The beach was mostly empty. Men and women walked together, as did men and men, women and women. They were in tiny clusters down the stretch of beach. Hand in hand. Smiling. Max held Daddy and Bine’s hands, lifted up his legs, and laughed when they swung him.

As he walked, he got sand in his sandals that made his feet itchy. Daddy let him take off his shoes and escorted him over to the water so he could kick at the sea foam. It was like grown-ups’ shaving cream.

Max was having a good time. He liked being with Daddy and Bine near the jungle. He liked being where it was warm and sunny and where there was the ocean. He liked being on the beach in the dark, liked feeling the cool breeze on his legs, his arms, his sunburned face.

Daddy and Bine must have liked it, too. Before they left the beach, when Max was jumping on the remains of someone’s sandcastle, feet sinking into the soft-cool-damp sand, he looked up and saw Daddy and Bine kissing.

Bine had his hands up the back of Daddy’s shirt; Daddy’s hands were around Bine’s neck. They kissed on the mouth. On the neck. Cheek. Chin. Bine laughed against Daddy’s skin. Nodded his head.

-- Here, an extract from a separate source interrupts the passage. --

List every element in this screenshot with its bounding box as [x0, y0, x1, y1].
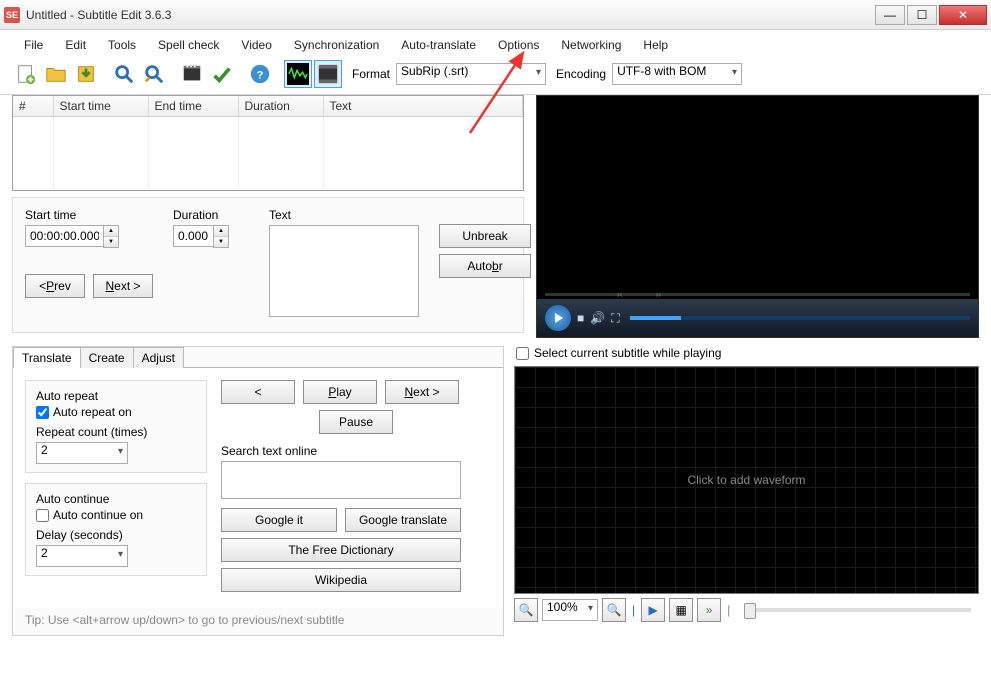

Daddy smiled. A great smile.

There wasn’t any bright light until they were in the taxi before the doors were closed. Max looked up at his daddy and saw that his eyes were watery.

He wasn’t sad, though. He looked happy. Very, very happy.

Moments before Bine buckled Max’s seatbelt, Max got up on his knees and kissed Daddy on the mouth; He turned and kissed Bine.

He dropped back down in the seat and smiled.